Despite the demonstrated links between lower limb amputations, kidney failure, osteoporosis and acute pancreatitis, Johnson & Johnson has followed through with its earlier plans to expand the market for its controversial diabetic medication, Invokana. This month, the New Jersey-based pharmaceutical giant filed a supplemental new drug application (SNDA) to the Food and Drug Administration for approval to add a new claim to the label: Invokana reduces the risk of heart attacks and strokes.

These new claims are based on results of the recent CANVAS trial, results of which were published last summer in the New England Journal of Medicine. The study was funded by J&J subsidiary Janssen Pharmaceuticals. It found that patients suffering from Type 2 diabetes with an elevated risk of heart disease were at lower risk for major cardiovascular events (i.e., heart attack and stroke), but were at greater risk of lower limb amputations (generally at the toe or foot).

Complications associated with diabetes include nerve damage (peripheral neuropathy) and poor blood circulation, both of which make the patient more likely to develop ulcers of the feet. This in turn leads to serious tissue and bone damage, which ultimately require amputation. One of the major contributing factors to these conditions is chronically high blood sugar levels – a condition that ironically, Invokana was intended to address. Another cause is kidney disease – and the association between Invokana and kidney damage is well-established.

If Johnson & Johnson’s application receives FDA approval, the company will be able to start marketing Invokana to physicians and insurance companies as a preventive treatment for heart conditions. It also means that Invokana will be in a better position to compete with other SGLT2 inhibitors – primarily, Jardiance (empagliflozin), a product of Eli Lilly and Boehringer Ingelheim, which has already received FDA approval for cardiovascular indications based on the results of a 2015 clinical study (EMPA-REG). Another drug in this class, AstraZeneca’s Farxiga, is still undergoing trials for cardiovascular outcomes.

Unfortunately for J&J, the amputation risk remains for Invokana.
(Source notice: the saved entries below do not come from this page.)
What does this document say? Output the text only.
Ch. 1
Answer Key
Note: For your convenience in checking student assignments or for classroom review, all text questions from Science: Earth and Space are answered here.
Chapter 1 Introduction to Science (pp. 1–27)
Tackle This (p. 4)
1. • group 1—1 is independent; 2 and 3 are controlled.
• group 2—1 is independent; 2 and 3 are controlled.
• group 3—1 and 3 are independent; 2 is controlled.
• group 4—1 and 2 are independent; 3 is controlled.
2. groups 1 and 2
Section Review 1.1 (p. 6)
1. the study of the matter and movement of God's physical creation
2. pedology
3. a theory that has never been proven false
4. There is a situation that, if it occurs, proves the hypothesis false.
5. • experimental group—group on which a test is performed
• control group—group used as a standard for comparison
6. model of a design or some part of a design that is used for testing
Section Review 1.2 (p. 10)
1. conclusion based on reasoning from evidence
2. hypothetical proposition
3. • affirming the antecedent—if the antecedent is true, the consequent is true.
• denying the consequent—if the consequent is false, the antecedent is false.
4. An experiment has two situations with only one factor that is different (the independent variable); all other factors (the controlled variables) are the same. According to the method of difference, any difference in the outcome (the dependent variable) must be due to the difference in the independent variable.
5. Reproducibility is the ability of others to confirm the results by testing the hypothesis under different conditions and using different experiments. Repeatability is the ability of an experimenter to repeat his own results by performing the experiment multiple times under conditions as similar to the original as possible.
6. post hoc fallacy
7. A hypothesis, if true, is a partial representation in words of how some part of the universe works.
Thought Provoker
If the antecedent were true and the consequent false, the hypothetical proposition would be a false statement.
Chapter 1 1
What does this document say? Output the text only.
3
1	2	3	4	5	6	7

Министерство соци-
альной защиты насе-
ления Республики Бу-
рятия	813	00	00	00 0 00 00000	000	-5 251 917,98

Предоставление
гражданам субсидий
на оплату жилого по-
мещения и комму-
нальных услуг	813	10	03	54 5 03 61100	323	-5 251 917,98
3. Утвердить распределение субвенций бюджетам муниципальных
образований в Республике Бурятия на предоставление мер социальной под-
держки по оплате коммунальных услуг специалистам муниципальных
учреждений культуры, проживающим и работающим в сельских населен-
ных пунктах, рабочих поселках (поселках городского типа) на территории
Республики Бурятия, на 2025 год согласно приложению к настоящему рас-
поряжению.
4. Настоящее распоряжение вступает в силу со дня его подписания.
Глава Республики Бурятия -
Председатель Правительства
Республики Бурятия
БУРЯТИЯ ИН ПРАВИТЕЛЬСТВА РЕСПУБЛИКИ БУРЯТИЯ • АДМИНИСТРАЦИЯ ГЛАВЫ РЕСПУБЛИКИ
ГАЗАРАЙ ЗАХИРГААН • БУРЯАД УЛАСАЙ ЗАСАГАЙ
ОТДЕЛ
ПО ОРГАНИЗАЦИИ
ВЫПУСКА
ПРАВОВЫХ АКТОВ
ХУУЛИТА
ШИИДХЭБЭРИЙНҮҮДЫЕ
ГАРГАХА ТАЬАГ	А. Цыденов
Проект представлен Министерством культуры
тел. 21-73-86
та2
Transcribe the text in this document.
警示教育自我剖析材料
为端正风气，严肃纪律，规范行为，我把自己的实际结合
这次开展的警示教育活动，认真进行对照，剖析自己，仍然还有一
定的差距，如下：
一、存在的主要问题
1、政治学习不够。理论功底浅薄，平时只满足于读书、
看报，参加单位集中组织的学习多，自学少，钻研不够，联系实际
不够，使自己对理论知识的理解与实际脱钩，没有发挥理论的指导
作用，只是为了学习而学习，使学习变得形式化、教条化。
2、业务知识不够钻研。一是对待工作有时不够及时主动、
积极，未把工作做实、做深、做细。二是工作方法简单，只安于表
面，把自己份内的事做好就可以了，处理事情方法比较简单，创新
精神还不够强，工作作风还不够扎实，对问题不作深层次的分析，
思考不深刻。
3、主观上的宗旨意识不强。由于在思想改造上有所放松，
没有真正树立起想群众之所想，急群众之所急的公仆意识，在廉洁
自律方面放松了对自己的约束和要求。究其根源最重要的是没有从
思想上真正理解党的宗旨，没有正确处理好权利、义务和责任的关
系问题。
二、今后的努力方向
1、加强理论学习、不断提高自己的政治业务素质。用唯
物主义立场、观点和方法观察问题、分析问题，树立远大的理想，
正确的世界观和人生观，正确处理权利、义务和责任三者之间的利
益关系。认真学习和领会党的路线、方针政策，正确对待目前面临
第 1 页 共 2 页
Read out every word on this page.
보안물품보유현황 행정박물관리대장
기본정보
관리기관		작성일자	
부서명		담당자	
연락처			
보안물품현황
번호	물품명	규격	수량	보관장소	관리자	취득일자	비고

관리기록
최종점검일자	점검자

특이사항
This risk association has not been demonstrated with other SGLT-2 inhibitors, and could put a damper on the company’s ambitions to dominate the market for drugs in the gliflozin class. J&J’s Janssen division is attempting to gain an advantage over its competitors in a new study that will attempt to demonstrate Invokana’s effectiveness in reducing the progression of renal impairment in diabetic patients – which seems odd, considering that the drug has already been linked to kidney damage. At the same time, AstraZeneca and Pfizer are conducting their own studies in this area.

In the end, these studies are not about patients – they are about profits. According to analysts, FDA approval of Jardiance for cardiovascular outcomes means that sales of that drug could reach $1.7 billion over the next seven years. Furthermore, since AstraZeneca was first out of the gate – and Jardiance is not linked to increased amputation risk – Johnson & Johnson’s Invokana will be at a distinct market disadvantage.